I have literally no spare time on my hands this school year, it's total chaos, I literally (I wish I were exaggerating) spend 99% of my evenings doing coursework, homework and revision. But in my spare time (when I get any ;D) I'll be doing 'quick tips' which are short, to the point and usually vital details that people usually miss. Today I'm doing collarbones.
Let me tell you this.
A bad collarbone makes for a constipated model.
I'm just saying.
Look at this:
Now, which one looks the best to you? Chances are, you're going to pick the one on the far right. I would too. You can also see the effect of not doing collarbones here, it doesn't look atrocious but it does look quite empty and can make the model look less realistic and top-heavy.

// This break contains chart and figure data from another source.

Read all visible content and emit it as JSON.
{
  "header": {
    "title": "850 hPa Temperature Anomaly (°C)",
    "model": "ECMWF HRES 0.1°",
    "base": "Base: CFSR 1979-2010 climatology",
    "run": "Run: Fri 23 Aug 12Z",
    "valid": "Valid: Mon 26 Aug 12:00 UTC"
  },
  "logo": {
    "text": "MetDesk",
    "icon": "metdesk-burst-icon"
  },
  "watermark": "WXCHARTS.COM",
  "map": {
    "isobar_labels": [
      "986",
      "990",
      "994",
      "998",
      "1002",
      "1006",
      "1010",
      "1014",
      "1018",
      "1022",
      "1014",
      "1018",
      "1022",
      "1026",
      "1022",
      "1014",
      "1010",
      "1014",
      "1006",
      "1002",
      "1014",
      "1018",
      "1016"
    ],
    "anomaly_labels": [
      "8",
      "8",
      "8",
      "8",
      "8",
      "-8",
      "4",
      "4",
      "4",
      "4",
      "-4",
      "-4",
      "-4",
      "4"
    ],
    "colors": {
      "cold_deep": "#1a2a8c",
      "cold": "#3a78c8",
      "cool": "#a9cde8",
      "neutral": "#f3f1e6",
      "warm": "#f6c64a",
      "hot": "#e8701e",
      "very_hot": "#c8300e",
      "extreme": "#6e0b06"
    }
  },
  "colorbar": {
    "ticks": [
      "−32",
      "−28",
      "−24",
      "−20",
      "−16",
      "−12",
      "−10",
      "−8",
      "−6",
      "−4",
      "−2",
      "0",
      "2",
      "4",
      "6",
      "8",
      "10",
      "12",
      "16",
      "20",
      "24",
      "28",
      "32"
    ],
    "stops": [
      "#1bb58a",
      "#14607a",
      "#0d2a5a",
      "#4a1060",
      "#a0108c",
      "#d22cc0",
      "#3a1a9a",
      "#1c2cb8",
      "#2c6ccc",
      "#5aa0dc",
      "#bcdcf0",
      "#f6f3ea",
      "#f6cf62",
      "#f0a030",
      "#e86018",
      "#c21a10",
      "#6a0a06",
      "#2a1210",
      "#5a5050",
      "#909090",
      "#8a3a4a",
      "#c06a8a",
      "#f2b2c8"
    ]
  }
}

The rules for collarbones go like this: the fatter you are, the less collarbone there is to see. The skinnier you are, the more you see, and the more muscular you are, the more defined it is, particularly round the neck. The image follows in the same order:
Now let's look at the different structures. Some are more curvy, some are more straight, some are more bony and some stick out at the arms, here's a variety of different types; variation can add more depth to characters:
The arrows indicate the direction of the bone.
The basic point is; define the innermost parts of the bone in the 'pit' of the neck, and the bone towards the shoulder on skinny to average sized bodies. Larger bodies require less definition. Never over-shade the neck, in fact, if you're unsure, just leave it out. It looks fine with just the two collarbones. If you look at my drawings up close, you'll see that some of the examples have just got 2 light flecks on the neck.
NEVER, and I mean NEVER, draw in bones directly under the neck. The only exception to this is if the person is lifting weights, then the muscles are tensed and the collarbones and muscles stick out, but not that much.
I guess the main point is: Subtlety is key to good collarbones.